If he knew nothing about what Assange was up to, why did he send Stone those texts? “I don’t know why I put that out there,” Credico said in an interview with Yahoo News’ “Skullduggery” podcast last December. “Assange had been teasing he was doing something in the first week of October and it was unlucky for me to send that to [Stone], joking with him.”

Credico’s “joke” didn’t end there. The next day, Stone texted him “WTF?” after he read an article claiming that WikiLeaks was cancelling a “highly anticipated” announcement for that Tuesday “due to security concerns.” Credico fired back, confidently: “head fake.”

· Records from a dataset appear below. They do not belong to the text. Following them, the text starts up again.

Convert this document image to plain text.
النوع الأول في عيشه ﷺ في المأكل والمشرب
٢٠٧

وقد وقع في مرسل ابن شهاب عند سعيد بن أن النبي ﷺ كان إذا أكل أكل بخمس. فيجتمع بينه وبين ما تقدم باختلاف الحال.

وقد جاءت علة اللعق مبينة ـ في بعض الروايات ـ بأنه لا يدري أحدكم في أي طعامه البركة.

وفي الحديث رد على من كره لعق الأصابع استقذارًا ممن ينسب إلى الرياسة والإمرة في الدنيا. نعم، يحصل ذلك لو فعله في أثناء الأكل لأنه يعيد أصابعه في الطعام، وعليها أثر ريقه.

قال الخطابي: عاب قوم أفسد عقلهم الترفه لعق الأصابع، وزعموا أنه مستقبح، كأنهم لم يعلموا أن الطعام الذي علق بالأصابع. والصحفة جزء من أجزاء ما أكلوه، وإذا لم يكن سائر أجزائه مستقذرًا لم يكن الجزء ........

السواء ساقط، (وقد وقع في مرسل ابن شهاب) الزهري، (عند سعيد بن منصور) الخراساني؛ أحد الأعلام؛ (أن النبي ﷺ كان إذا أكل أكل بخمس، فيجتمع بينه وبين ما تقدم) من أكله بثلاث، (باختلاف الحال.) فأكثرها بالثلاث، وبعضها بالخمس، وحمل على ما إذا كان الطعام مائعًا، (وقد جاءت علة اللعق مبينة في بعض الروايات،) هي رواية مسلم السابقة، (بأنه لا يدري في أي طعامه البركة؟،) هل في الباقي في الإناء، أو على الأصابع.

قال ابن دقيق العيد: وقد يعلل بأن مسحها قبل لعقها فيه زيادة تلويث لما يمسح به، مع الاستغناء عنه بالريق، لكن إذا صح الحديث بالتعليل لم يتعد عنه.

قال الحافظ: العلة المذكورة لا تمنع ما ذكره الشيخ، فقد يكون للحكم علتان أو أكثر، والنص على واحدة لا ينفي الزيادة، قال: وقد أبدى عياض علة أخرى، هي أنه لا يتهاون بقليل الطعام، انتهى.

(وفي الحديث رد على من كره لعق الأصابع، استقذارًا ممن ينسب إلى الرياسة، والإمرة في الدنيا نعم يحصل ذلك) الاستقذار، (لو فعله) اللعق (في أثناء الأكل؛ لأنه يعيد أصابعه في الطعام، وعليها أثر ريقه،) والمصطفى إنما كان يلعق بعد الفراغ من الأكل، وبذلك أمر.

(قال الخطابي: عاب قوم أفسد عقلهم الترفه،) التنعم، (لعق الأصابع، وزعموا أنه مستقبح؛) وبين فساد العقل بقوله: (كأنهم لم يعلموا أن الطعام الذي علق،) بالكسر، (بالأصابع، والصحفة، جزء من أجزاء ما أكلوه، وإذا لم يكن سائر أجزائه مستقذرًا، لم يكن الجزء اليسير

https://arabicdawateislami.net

All this was enough for Stone to start alerting his friends in Trump world that something big was coming. “Spoke to my friend in London last night. The payload is still coming,” he wrote on Oct. 3 to a Trump supporter who was active in the campaign. And the next day, a top Trump campaign official got in touch asking about what WikiLeaks was about to unload. WikiLeaks, Stone wrote back, would soon release “a load every week going forward.”

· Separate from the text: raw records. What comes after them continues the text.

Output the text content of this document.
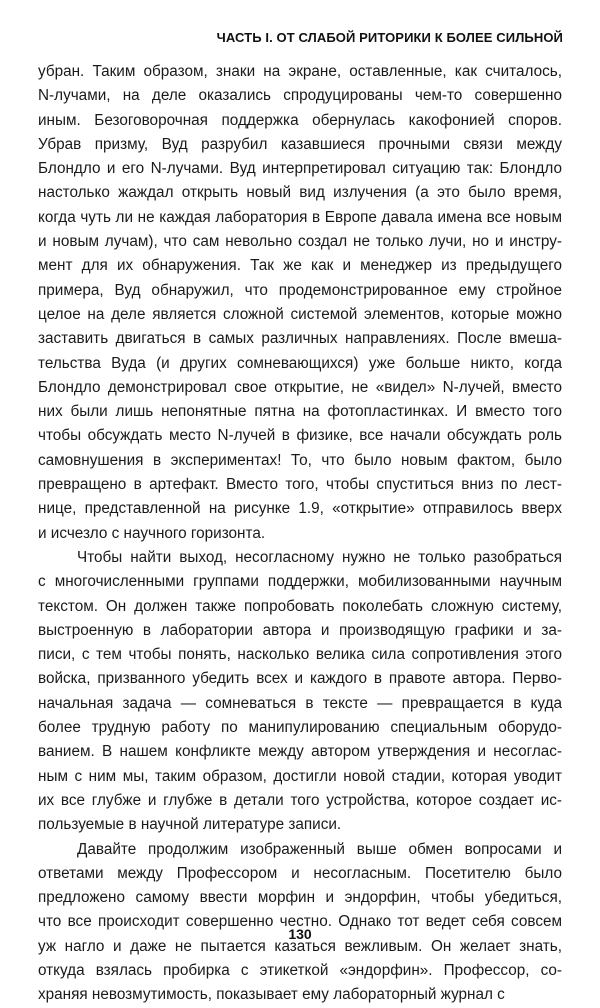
ЧАСТЬ I. ОТ СЛАБОЙ РИТОРИКИ К БОЛЕЕ СИЛЬНОЙ
убран. Таким образом, знаки на экране, оставленные, как считалось,
N-лучами, на деле оказались спродуцированы чем-то совершенно
иным. Безоговорочная поддержка обернулась какофонией споров.
Убрав призму, Вуд разрубил казавшиеся прочными связи между
Блондло и его N-лучами. Вуд интерпретировал ситуацию так: Блондло
настолько жаждал открыть новый вид излучения (а это было время,
когда чуть ли не каждая лаборатория в Европе давала имена все новым
и новым лучам), что сам невольно создал не только лучи, но и инстру-
мент для их обнаружения. Так же как и менеджер из предыдущего
примера, Вуд обнаружил, что продемонстрированное ему стройное
целое на деле является сложной системой элементов, которые можно
заставить двигаться в самых различных направлениях. После вмеша-
тельства Вуда (и других сомневающихся) уже больше никто, когда
Блондло демонстрировал свое открытие, не «видел» N-лучей, вместо
них были лишь непонятные пятна на фотопластинках. И вместо того
чтобы обсуждать место N-лучей в физике, все начали обсуждать роль
самовнушения в экспериментах! То, что было новым фактом, было
превращено в артефакт. Вместо того, чтобы спуститься вниз по лест-
нице, представленной на рисунке 1.9, «открытие» отправилось вверх
и исчезло с научного горизонта.
Чтобы найти выход, несогласному нужно не только разобраться
с многочисленными группами поддержки, мобилизованными научным
текстом. Он должен также попробовать поколебать сложную систему,
выстроенную в лаборатории автора и производящую графики и за-
писи, с тем чтобы понять, насколько велика сила сопротивления этого
войска, призванного убедить всех и каждого в правоте автора. Перво-
начальная задача — сомневаться в тексте — превращается в куда
более трудную работу по манипулированию специальным оборудо-
ванием. В нашем конфликте между автором утверждения и несоглас-
ным с ним мы, таким образом, достигли новой стадии, которая уводит
их все глубже и глубже в детали того устройства, которое создает ис-
пользуемые в научной литературе записи.
Давайте продолжим изображенный выше обмен вопросами и
ответами между Профессором и несогласным. Посетителю было
предложено самому ввести морфин и эндорфин, чтобы убедиться,
что все происходит совершенно честно. Однако тот ведет себя совсем
уж нагло и даже не пытается казаться вежливым. Он желает знать,
откуда взялась пробирка с этикеткой «эндорфин». Профессор, со-
храняя невозмутимость, показывает ему лабораторный журнал с
130
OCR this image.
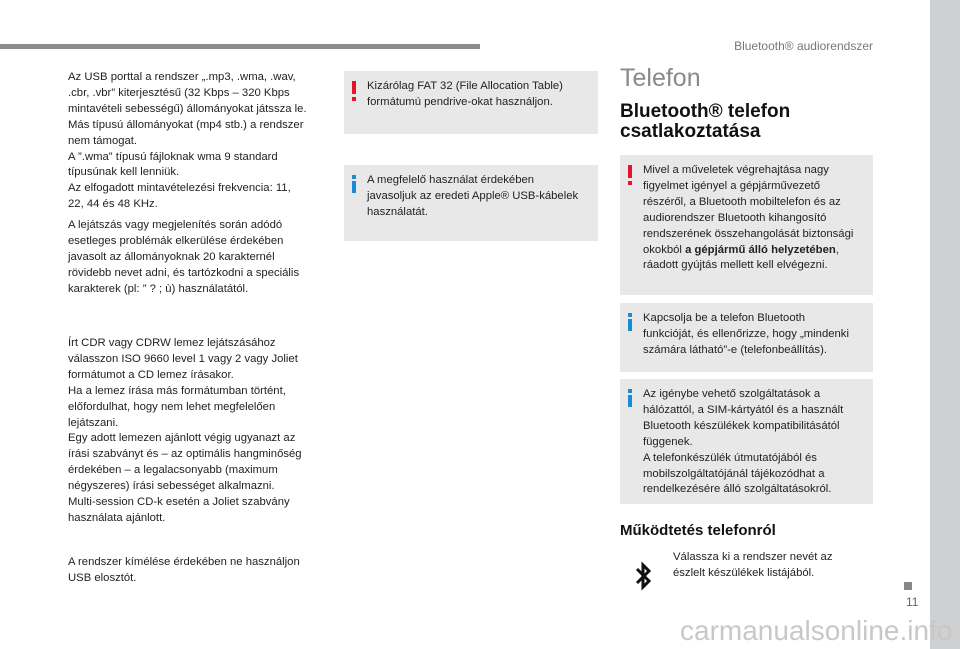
Bluetooth® audiorendszer
Az USB porttal a rendszer „.mp3, .wma, .wav,
.cbr, .vbr” kiterjesztésű (32 Kbps – 320 Kbps
mintavételi sebességű) állományokat játssza le.
Más típusú állományokat (mp4 stb.) a rendszer
nem támogat.
A ”.wma” típusú fájloknak wma 9 standard
típusúnak kell lenniük.
Az elfogadott mintavételezési frekvencia: 11,
22, 44 és 48 KHz.
A lejátszás vagy megjelenítés során adódó
esetleges problémák elkerülése érdekében
javasolt az állományoknak 20 karakternél
rövidebb nevet adni, és tartózkodni a speciális
karakterek (pl: ” ? ; ù) használatától.
Írt CDR vagy CDRW lemez lejátszásához
válasszon ISO 9660 level 1 vagy 2 vagy Joliet
formátumot a CD lemez írásakor.
Ha a lemez írása más formátumban történt,
előfordulhat, hogy nem lehet megfelelően
lejátszani.
Egy adott lemezen ajánlott végig ugyanazt az
írási szabványt és – az optimális hangminőség
érdekében – a legalacsonyabb (maximum
négyszeres) írási sebességet alkalmazni.
Multi-session CD-k esetén a Joliet szabvány
használata ajánlott.
A rendszer kímélése érdekében ne használjon
USB elosztót.
Kizárólag FAT 32 (File Allocation Table)
formátumú pendrive-okat használjon.
A megfelelő használat érdekében
javasoljuk az eredeti Apple® USB-kábelek
használatát.
Telefon
Bluetooth® telefon
csatlakoztatása
Mivel a műveletek végrehajtása nagy
figyelmet igényel a gépjárművezető
részéről, a Bluetooth mobiltelefon és az
audiorendszer Bluetooth kihangosító
rendszerének összehangolását biztonsági
okokból a gépjármű álló helyzetében,
ráadott gyújtás mellett kell elvégezni.
Kapcsolja be a telefon Bluetooth
funkcióját, és ellenőrizze, hogy „mindenki
számára látható”-e (telefonbeállítás).
Az igénybe vehető szolgáltatások a
hálózattól, a SIM-kártyától és a használt
Bluetooth készülékek kompatibilitásától
függenek.
A telefonkészülék útmutatójából és
mobilszolgáltatójánál tájékozódhat a
rendelkezésére álló szolgáltatásokról.
Működtetés telefonról
Válassza ki a rendszer nevét az
észlelt készülékek listájából.
11
carmanualsonline.info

It was a prescient message: On Oct. 7, less than an hour after the release of the “Access Hollywood” tape, WikiLeaks began dumping the Podesta emails — with embarrassing details about the Clinton Foundation and other matters — and continued the releases for the rest of the campaign.

But Credico’s prank — if that indeed what it was — began to get distinctly unfunny a year later when the House Intelligence Committee began pursuing him to see if he would back up Stone’s story that he was his WikiLeaks backchannel. Stone gave Credico what was for him classic advice: “Stonewall it. Plead the fifth. Anything to save the plan…Richard Nixon,” he texted him on Nov. 19, 2017.

On Dec. 1, 2017, Stone told him to do a “Frank Pentangeli” — a Mafia character in “The Godfather II” who testified before a Senate committee and denied what he had previously told the FBI. (Prosecutors want to show a clip of the movie at Stone’s trial, but U.S. Judge Amy Berman Jackson denied the request, saying they can show the jury a transcript instead.)

At that point in the story, this reporter plays a minor role. In late 2017 and early 2018, as I was finishing up “Russian Roulette,” a book about the Russia scandal that I co-authored with David Corn, I tracked down Credico after learning that Stone was claiming the comedian was his backchannel. After several nights of drinks at his favorite downtown New York oyster bar, he agreed to go on the record and told me he knew nothing about what Assange was planning and therefore couldn’t have been Stone’s intermediary. When I went back to Stone for comment as the book was nearing publication, the GOP operative was enraged and began sending threatening text messages to Credico, implying that things could get ugly for the comedian and his beloved service dog, Bianca. “You are a rat. A stoolie. You backstab your friends-run your mouth my lawyers are dying Rip you to shreds,” Stone wrote. And then, Stone wrote, he would “take that dog away from” him and “prepare to die [expletive].”

Those texts earned Stone an extra count in Mueller’s indictment for witness tampering. They also helped earn Credico his trip to the witness stand this week where his testimony could ultimately determine the fate of his erstwhile friend.